The minister said civilians had complained of water shortages. The ration of 20 litres per person per day was being given to a family. "That's a lot of people and not a lot of water," said Foster.

The civilians were herded by the army into the camps this summer after Sri Lankan government forces routed the Tamil Tigers in a battle on the north-east coast that ended the Tigers' 26-year fight for a separate Tamil homeland in the north and east of the Indian Ocean nation.

The minister pointed out that the government's pledge to free civilians from the internment camps by the end of the year had already seen "some slippage".

"It [the release date] is now January. These are closed camps, in the sense there's no freedom of movement. The international community supported the government because these were meant to be temporary. We do not, however, want these people taken to another closed camp, we want them to go home."

Sri Lanka denies that the Tamils are detained under "conditions of internment", a phrase used by UN officials.

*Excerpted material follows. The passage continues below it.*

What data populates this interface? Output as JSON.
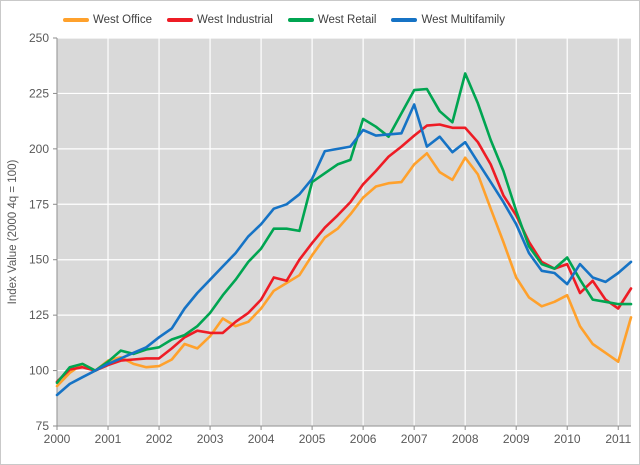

The government says people are being held in "welfare camps" while they are screened to see whether they were rebels.

The government says the resettlement of Tamils will also depend on how quickly mines are cleared from conflict areas. So far, ministers say, 30,000 people have been allowed to return to their "native places".

The United Nations has said the harsh conditions in the camps may result in growing bitterness. Two children were injured in a standoff between Tamils and the Sri Lankan army, which the UN said was a "sign of growing frustrations" in the camps.